De deux choses l'une. Soit on découvrira que l'information est une substance en soi, que l'on peut isoler et qui peut donc être transmise directement, sans passer par un support physique externe (électrons, photons, ondes radio, etc.). Soit, comme le soutient la théorie de l'information physique, il n'existe pas de bit physique d'information à l'état pur. "Selon cette théorie, dit Michel le Bellac, pour que de l'information puisse être transmise, il faut un support physique qui la porte : des ondes électromagnétiques (lumière) ou des ondes acoustiques (air) ou l'état quantique d'une particule... Sans support, il ne peut y avoir de transmission d'information". Cela n'empêche pas que l'information soit une grandeur transportable, comme la température. En effet, bien qu'il n'existe pas d'atomes de température (elle n'est définie que pour une grande quantité de particules), nul ne met en question que cette grandeur, parfaitement définie à l'échelle macroscopique, est transportée dans les matériaux, l'air et même le vide.

Qui la reçoit ?
L'observateur, bien sûr, et ses détecteurs naturels ou construits. Mais son rôle dans la constitution de la notion d'information reste confus.
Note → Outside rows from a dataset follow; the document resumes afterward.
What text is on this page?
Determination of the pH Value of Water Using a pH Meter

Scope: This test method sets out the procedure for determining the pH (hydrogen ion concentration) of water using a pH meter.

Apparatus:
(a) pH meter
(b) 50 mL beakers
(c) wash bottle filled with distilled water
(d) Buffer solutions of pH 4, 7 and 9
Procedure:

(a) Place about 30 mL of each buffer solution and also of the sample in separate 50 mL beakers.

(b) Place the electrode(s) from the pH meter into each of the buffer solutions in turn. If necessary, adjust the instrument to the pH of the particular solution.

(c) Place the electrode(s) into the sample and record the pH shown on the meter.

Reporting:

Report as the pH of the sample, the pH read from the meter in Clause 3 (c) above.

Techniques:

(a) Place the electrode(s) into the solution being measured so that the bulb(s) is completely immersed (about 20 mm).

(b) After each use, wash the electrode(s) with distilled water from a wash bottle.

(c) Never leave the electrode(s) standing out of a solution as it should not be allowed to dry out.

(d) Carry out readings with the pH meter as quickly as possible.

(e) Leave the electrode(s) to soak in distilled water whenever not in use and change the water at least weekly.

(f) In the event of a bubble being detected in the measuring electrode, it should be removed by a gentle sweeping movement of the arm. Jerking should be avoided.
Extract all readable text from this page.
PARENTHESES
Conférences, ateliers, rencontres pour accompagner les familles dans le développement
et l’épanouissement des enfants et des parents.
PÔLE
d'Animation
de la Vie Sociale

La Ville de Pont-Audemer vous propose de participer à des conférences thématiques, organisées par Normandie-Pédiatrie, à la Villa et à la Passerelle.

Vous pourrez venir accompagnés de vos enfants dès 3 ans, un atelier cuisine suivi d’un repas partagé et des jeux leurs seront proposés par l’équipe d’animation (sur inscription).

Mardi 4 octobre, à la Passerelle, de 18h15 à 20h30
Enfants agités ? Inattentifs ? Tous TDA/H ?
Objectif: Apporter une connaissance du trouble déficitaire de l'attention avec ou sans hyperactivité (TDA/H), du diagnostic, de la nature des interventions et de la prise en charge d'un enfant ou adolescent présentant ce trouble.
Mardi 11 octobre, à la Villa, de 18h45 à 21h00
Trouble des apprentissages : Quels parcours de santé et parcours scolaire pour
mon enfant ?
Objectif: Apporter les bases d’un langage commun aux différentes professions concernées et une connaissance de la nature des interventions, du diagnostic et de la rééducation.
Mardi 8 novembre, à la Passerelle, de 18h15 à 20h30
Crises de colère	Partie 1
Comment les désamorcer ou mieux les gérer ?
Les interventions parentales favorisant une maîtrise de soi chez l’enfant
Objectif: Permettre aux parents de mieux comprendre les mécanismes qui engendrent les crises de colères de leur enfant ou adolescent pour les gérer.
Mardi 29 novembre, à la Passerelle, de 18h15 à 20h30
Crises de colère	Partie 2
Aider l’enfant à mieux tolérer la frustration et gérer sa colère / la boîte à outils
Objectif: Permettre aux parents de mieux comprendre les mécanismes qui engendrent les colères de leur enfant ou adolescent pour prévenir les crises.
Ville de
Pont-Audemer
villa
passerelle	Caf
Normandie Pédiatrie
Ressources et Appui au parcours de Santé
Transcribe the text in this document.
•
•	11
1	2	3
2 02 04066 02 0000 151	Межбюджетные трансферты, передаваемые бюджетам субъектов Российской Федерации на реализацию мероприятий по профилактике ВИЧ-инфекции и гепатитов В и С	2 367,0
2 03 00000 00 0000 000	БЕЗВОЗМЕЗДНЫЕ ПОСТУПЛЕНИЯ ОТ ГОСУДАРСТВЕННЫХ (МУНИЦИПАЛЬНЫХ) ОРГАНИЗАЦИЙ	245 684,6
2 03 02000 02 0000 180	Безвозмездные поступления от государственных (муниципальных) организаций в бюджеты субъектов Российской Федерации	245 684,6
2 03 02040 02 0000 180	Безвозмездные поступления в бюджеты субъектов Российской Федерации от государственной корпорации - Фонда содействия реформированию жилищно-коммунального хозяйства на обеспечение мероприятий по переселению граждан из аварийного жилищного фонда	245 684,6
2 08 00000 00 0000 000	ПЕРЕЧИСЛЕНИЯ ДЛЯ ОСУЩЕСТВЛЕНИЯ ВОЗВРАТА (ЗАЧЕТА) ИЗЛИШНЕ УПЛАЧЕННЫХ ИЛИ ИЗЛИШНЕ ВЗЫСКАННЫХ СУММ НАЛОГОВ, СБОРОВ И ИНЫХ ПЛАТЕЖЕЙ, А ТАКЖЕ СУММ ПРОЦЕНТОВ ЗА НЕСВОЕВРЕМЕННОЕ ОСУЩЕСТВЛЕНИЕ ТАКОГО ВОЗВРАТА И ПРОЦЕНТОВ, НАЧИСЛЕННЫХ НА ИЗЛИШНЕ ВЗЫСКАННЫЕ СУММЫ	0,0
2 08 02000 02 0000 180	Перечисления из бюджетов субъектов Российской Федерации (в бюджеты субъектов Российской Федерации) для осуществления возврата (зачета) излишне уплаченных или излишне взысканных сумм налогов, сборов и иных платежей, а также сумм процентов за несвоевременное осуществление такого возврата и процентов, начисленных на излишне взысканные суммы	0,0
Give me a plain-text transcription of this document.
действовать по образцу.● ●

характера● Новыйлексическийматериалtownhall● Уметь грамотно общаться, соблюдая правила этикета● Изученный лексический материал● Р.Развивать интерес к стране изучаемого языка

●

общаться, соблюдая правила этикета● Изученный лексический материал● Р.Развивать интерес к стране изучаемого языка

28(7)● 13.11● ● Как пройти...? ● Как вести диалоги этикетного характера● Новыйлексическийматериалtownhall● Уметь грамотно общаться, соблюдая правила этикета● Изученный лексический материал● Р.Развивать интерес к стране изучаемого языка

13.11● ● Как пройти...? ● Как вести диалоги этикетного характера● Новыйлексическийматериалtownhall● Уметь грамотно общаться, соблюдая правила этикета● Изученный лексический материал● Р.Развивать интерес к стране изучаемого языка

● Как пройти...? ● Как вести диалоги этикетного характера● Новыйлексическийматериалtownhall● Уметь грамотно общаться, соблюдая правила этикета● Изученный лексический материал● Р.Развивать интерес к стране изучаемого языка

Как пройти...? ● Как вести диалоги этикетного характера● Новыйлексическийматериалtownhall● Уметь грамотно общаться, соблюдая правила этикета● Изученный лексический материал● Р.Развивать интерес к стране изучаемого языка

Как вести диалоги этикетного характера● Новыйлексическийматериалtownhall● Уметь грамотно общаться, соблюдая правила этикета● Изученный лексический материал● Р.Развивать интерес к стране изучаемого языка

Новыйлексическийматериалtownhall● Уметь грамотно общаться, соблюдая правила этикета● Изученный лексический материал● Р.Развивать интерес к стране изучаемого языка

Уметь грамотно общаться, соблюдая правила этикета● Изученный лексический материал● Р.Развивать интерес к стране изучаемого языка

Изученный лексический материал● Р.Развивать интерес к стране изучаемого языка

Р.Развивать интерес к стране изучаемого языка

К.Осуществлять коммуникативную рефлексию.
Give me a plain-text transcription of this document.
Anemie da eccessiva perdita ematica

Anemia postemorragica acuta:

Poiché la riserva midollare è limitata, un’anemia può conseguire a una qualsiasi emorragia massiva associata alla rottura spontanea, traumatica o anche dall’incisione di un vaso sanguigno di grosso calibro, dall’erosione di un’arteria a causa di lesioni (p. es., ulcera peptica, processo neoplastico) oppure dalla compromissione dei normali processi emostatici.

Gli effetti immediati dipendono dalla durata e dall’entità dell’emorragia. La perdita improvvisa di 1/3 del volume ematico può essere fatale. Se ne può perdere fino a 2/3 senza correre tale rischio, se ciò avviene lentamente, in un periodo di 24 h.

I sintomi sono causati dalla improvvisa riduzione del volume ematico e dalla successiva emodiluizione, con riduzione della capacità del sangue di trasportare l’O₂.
Tout phénomène physique observé donne des informations à celui qui l'observe : quand une étoile brille, elle renseigne l'astrophysicien sur sa structure, sa température, etc. Mais que deviennent ces informations sans l'astrophysicien ? Est-ce que la lumière émise "dit" quelque chose sur la structure de l'étoile s'il n'y a personne pour interpréter cette lumière à l'aune d'une théorie ? Et si l'observateur est un appareillage qui analyse ces données et inscrit le résultat sur du papier : ces inscriptions sont-elles autres choses qu'un amas aveugle de particules s'il n'y a personne pour en tirer des informations ? Cela conduit Jean Bricmont à dire "qu'il n'y a qu'un lieu où l'information devient vraiment physique, c'est le cerveau : un cerveau qui reçoit de l'information est le siège de processus physiques à partir desquels l'observateur peut être vu comme ayant acquis de l'information... Mais on n'est plus dans le domaine des sciences physiques". La seule manière de s'affranchir de l'allusion au cerveau serait de décrire l'observateur dans le langage de la physique... Ou dans celui de l'information.